Felix nods, doesn’t say anything. He looks skittish, almost; he’s wide-eyed, shifting his weight uncomfortably. Like he’s afraid to even acknowledge out loud that he’s being given something. It makes Chris want to throw something. Instead, he smiles at Felix in a way he hopes is convincing and turns on his heel to go and dig some extra linens out of his closet.

“Thanks, Chris,” Felix finally says when Chris hands him an armful of blankets and two spare pillows, looking like he’s saying something really brave.

“Yeah,” Chris says lightly. He scans Felix’s features on instinct, like he’s going to be able to uncover some sort of cosmic truth by taking in pretty, round eyes, full lips, and the freckled bridge of his nose. “I’m usually up pretty late. If you need anything.”

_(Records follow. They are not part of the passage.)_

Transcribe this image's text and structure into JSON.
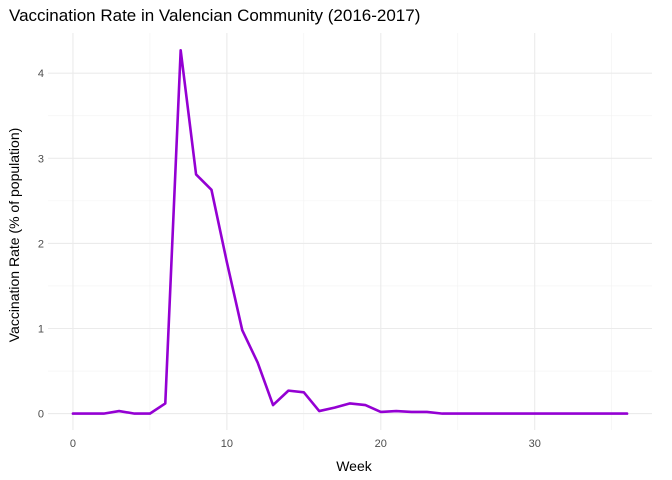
{
  "chart_data": {
    "type": "line",
    "title": "Vaccination Rate in Valencian Community (2016-2017)",
    "xlabel": "Week",
    "ylabel": "Vaccination Rate (% of population)",
    "xlim": [
      0,
      36
    ],
    "ylim": [
      0,
      4.28
    ],
    "x_ticks": [
      0,
      10,
      20,
      30
    ],
    "y_ticks": [
      0,
      1,
      2,
      3,
      4
    ],
    "grid": true,
    "line_color": "#9400D3",
    "series": [
      {
        "x": [
          0,
          1,
          2,
          3,
          4,
          5,
          6,
          7,
          8,
          9,
          10,
          11,
          12,
          13,
          14,
          15,
          16,
          17,
          18,
          19,
          20,
          21,
          22,
          23,
          24,
          25,
          26,
          27,
          28,
          29,
          30,
          31,
          32,
          33,
          34,
          35,
          36
        ],
        "values": [
          0,
          0,
          0,
          0.03,
          0,
          0,
          0.12,
          4.27,
          2.81,
          2.63,
          1.78,
          0.98,
          0.6,
          0.1,
          0.27,
          0.25,
          0.03,
          0.07,
          0.12,
          0.1,
          0.02,
          0.03,
          0.02,
          0.02,
          0,
          0,
          0,
          0,
          0,
          0,
          0,
          0,
          0,
          0,
          0,
          0,
          0
        ]
      }
    ]
  }
}
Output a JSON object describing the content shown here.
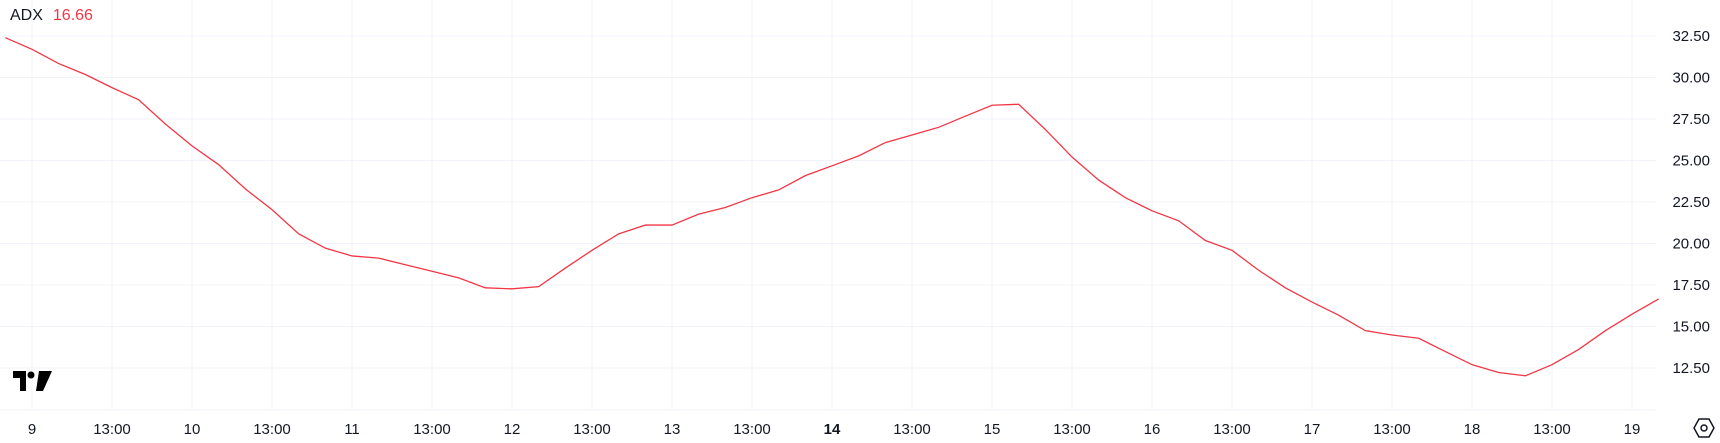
{
  "legend": {
    "name": "ADX",
    "value": "16.66"
  },
  "colors": {
    "line": "#f23645",
    "value_text": "#f23645",
    "grid": "#f0f3fa",
    "text": "#131722"
  },
  "icons": {
    "logo": "tradingview-logo-icon",
    "settings": "settings-hexagon-icon"
  },
  "chart_data": {
    "type": "line",
    "title": "",
    "xlabel": "",
    "ylabel": "",
    "ylim": [
      9.97,
      34.67
    ],
    "grid": true,
    "y_axis_position": "right",
    "y_ticks": [
      "12.50",
      "15.00",
      "17.50",
      "20.00",
      "22.50",
      "25.00",
      "27.50",
      "30.00",
      "32.50"
    ],
    "x_ticks": [
      {
        "label": "9",
        "day": 9,
        "hour": 1,
        "bold": false
      },
      {
        "label": "13:00",
        "day": 9,
        "hour": 13,
        "bold": false
      },
      {
        "label": "10",
        "day": 10,
        "hour": 1,
        "bold": false
      },
      {
        "label": "13:00",
        "day": 10,
        "hour": 13,
        "bold": false
      },
      {
        "label": "11",
        "day": 11,
        "hour": 1,
        "bold": false
      },
      {
        "label": "13:00",
        "day": 11,
        "hour": 13,
        "bold": false
      },
      {
        "label": "12",
        "day": 12,
        "hour": 1,
        "bold": false
      },
      {
        "label": "13:00",
        "day": 12,
        "hour": 13,
        "bold": false
      },
      {
        "label": "13",
        "day": 13,
        "hour": 1,
        "bold": false
      },
      {
        "label": "13:00",
        "day": 13,
        "hour": 13,
        "bold": false
      },
      {
        "label": "14",
        "day": 14,
        "hour": 1,
        "bold": true
      },
      {
        "label": "13:00",
        "day": 14,
        "hour": 13,
        "bold": false
      },
      {
        "label": "15",
        "day": 15,
        "hour": 1,
        "bold": false
      },
      {
        "label": "13:00",
        "day": 15,
        "hour": 13,
        "bold": false
      },
      {
        "label": "16",
        "day": 16,
        "hour": 1,
        "bold": false
      },
      {
        "label": "13:00",
        "day": 16,
        "hour": 13,
        "bold": false
      },
      {
        "label": "17",
        "day": 17,
        "hour": 1,
        "bold": false
      },
      {
        "label": "13:00",
        "day": 17,
        "hour": 13,
        "bold": false
      },
      {
        "label": "18",
        "day": 18,
        "hour": 1,
        "bold": false
      },
      {
        "label": "13:00",
        "day": 18,
        "hour": 13,
        "bold": false
      },
      {
        "label": "19",
        "day": 19,
        "hour": 1,
        "bold": false
      }
    ],
    "series": [
      {
        "start": {
          "day": 8,
          "hour": 21
        },
        "interval_hours": 4,
        "values": [
          32.4,
          31.7,
          30.84,
          30.18,
          29.39,
          28.66,
          27.2,
          25.88,
          24.75,
          23.29,
          22.04,
          20.58,
          19.72,
          19.25,
          19.12,
          18.72,
          18.33,
          17.93,
          17.33,
          17.27,
          17.4,
          18.52,
          19.59,
          20.58,
          21.11,
          21.11,
          21.77,
          22.17,
          22.76,
          23.23,
          24.09,
          24.68,
          25.28,
          26.08,
          26.54,
          27.0,
          27.67,
          28.33,
          28.39,
          26.87,
          25.21,
          23.82,
          22.76,
          21.97,
          21.37,
          20.18,
          19.59,
          18.39,
          17.33,
          16.47,
          15.68,
          14.75,
          14.49,
          14.29,
          13.49,
          12.7,
          12.23,
          12.03,
          12.7,
          13.62,
          14.75,
          15.74,
          16.66
        ]
      }
    ]
  }
}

“Good night, Chris,” Felix says, a soft smile on his lips.

Chris gets this weird, sinking feeling, like he’s the butt of a joke, as he watches Felix close the door of the bathroom behind him.

Felix sleeps in the bathtub. He really, actually does. It’s no problem in the morning. No complaints, no comments. Felix folds the blankets and places them atop the pillows in a neat little stack that’s already sitting on the couch when Chris exits the bedroom in the morning.

They don’t exchange more than a cursory greeting before Chris has to run out the door to get to his morning shift. It’s five in the morning. Felix has seemingly no reason to be awake. Chris thinks about it the entire drive to today’s site.

Some deranged, unthinking part of him hopes that Felix will catch up on sleep while he’s gone — not in the bathtub. In Chris’ bed. Warm and comfortable and safe. He can’t shake the thought away. It plagues him. It’s ridiculous. He’s only known Felix for under 24 hours, but he’s already desperate to make him comfortable and safe.

When Chae asks him about Felix, all Chris can say is, “He’s lovely.”